Joko Supriyono sendiri mengancam akan melaporkan dugaan pemalsuan data yang di lakukan kelurahaan tumggulwulung dan kecamatan lowokwaru ke polres malang. Menurut joko lurah dan camat telah menyalahgunakan wewenang untuk mempelancar dan mempercepat pembuatan Akta jual beli tanah milik Ibu Sijam.
“Setelah kita malakukan gugatan secara perdata ini, kita akan melaporkan perbuatan lurah dan camat lowokwaru kepolres karena telah memalsukan data pemilik tanah yang asli” tegas pengacara senior di Kota Malang.
Sedangkan saat di temui di kantornya camat lowokwaru Rustamadji membenarkan,jika telah terjadi gugatan terkait dengan Akte jual beli yang dia terbitkan. Sedangkan Rustamadji ketika dimintai keterangan terkait gugatan itu, dia hanya meyerahkan semuanya kepada proses yang berlaku.
“Gugatannya kan sudah masuk kepengadilan mas, jadi kita tunggu saja hasilnya” tegas.
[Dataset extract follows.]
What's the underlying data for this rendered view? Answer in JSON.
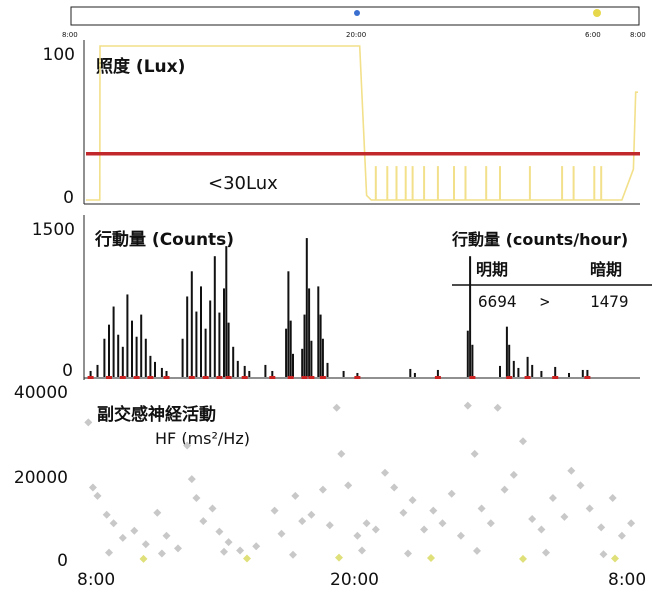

Dia (Rustamadji) sendiri menilai kasus ini hanyalah masalah keluarga, karena pembagian yang tidak merata sehingga terjadilah gugatan ini. Dia sendiri (Rustamadji) menilai gugatan ini adalah hal yang biasa yang tidak perlu diperbesar.
“Itukan sebenarnya masalah keluarga, karena pembagian yang tidak merata, jadi bagi saya tidak ada masalah jika dirinya di gugat” pungkas Rustamadji sambil berpesan supaya tidak difoto.(Jk).